Il faut d’abord rappeler les faits : dates, fréquence, emplacement du barbecue, nature des fumées, pièces touchées, balcons ou fenêtres concernés.

Il faut ensuite rappeler la règle applicable : règlement de copropriété, arrêté local, article 1253 du Code civil, obligation de jouissance paisible ou risque d’incendie.

Il faut aussi demander une mesure concrète : arrêter le barbecue au charbon sur balcon, déplacer l’appareil, limiter les horaires, utiliser un appareil sans fumée, respecter le règlement ou cesser les fumées dirigées vers les fenêtres.

Il faut fixer un délai raisonnable. Une demande immédiate peut se justifier en cas de risque de feu. Pour un trouble courant, un délai de quelques jours suffit souvent.

Il faut enfin annoncer la suite sans emphase : saisine du syndic, conciliateur, commissaire de justice, référé ou action au fond selon la persistance du trouble.

Lorsque le voisin est locataire, il peut être utile d’écrire aussi au bailleur. Le bailleur n’est pas automatiquement responsable de chaque barbecue de son locataire, mais il peut devoir intervenir si le comportement trouble la jouissance des autres occupants ou viole le règlement de copropriété.

Référé ou action au fond : quel recours choisir ?

Le référé est adapté lorsque la situation exige une mesure rapide : risque d’incendie, cendres qui atteignent le logement voisin, fumées récurrentes pendant la période estivale, violation évidente du règlement de copropriété ou trouble qui se répète malgré les courriers.

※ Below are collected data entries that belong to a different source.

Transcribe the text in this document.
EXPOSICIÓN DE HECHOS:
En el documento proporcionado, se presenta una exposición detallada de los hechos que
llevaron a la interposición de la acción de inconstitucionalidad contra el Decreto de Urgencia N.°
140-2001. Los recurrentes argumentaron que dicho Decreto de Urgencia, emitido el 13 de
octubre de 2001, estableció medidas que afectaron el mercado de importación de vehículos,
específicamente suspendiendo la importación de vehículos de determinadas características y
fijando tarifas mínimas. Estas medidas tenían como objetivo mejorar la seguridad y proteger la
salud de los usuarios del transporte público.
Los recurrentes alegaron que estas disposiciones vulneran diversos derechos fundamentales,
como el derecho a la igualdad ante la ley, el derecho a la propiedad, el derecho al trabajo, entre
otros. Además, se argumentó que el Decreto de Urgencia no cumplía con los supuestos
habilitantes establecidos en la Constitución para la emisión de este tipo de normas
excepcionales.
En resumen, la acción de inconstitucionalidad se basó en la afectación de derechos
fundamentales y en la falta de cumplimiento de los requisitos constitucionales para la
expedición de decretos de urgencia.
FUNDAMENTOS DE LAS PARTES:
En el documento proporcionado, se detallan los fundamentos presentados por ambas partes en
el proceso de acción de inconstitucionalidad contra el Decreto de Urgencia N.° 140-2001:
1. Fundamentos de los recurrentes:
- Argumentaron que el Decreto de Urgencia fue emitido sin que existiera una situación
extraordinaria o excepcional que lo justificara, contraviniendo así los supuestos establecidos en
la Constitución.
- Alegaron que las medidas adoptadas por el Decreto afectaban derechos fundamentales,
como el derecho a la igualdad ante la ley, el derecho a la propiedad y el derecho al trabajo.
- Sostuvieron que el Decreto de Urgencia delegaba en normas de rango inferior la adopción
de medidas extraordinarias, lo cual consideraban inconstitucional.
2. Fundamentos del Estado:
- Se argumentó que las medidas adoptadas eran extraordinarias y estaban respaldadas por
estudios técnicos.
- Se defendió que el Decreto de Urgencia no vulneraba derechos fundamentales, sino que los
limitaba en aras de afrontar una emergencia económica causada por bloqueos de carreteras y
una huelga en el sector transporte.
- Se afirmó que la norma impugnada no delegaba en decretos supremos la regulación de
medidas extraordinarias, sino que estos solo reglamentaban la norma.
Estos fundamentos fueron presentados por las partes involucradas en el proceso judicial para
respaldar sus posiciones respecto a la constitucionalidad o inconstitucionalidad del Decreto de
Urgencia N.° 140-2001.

La demande doit être précise. Il faut éviter de demander au juge « d’interdire toute nuisance ». Il vaut mieux solliciter une mesure ciblée : interdiction d’utiliser un barbecue au charbon à tel emplacement, obligation de déplacer l’appareil, interdiction sous astreinte de produire des fumées vers le lot voisin, ou respect d’une clause déterminée du règlement de copropriété.

L’action au fond est préférable lorsque le litige porte surtout sur l’indemnisation, la responsabilité, la répétition ancienne du trouble ou la remise en état de dégradations déjà constituées. Elle permet un débat plus complet, mais elle est plus lente.

Les décisions récentes consultées via Voyage donnent deux enseignements utiles.

Dans un arrêt de la cour d’appel d’Aix-en-Provence du 6 mars 2025, n° 21/10695, le barbecue était proche de l’habitation voisine et projetait des matériaux incandescents. La cour retient que « La gravité du risque » dépasse les simples fumées occasionnelles et ordonne la neutralisation du foyer. Lien officiel : CA Aix-en-Provence, 6 mars 2025, n° 21/10695.

À l’inverse, le tribunal judiciaire d’Orléans, le 15 juillet 2025, n° 22/03742, a déclaré irrecevable une action liée à des fumées et odeurs de barbecue parce que le barbecue existait depuis vingt ans et que l’aggravation du trouble n’était pas démontrée. Lien officiel : TJ Orléans, 15 juillet 2025, n° 22/03742.

La leçon pratique est nette : il faut agir avec des preuves récentes, documenter l’aggravation éventuelle et ne pas laisser s’installer un usage litigieux pendant des années sans réaction formalisée.

Barbecue du locataire : que peut faire le propriétaire ?

Le propriétaire bailleur peut intervenir lorsque son locataire utilise le logement d’une manière qui trouble les autres occupants, expose l’immeuble à un risque ou viole le règlement de copropriété annexé ou opposable au bail. Il peut adresser un rappel écrit, demander la cessation du comportement, transmettre les plaintes du syndic et, dans les cas graves et répétés, envisager une action liée au bail.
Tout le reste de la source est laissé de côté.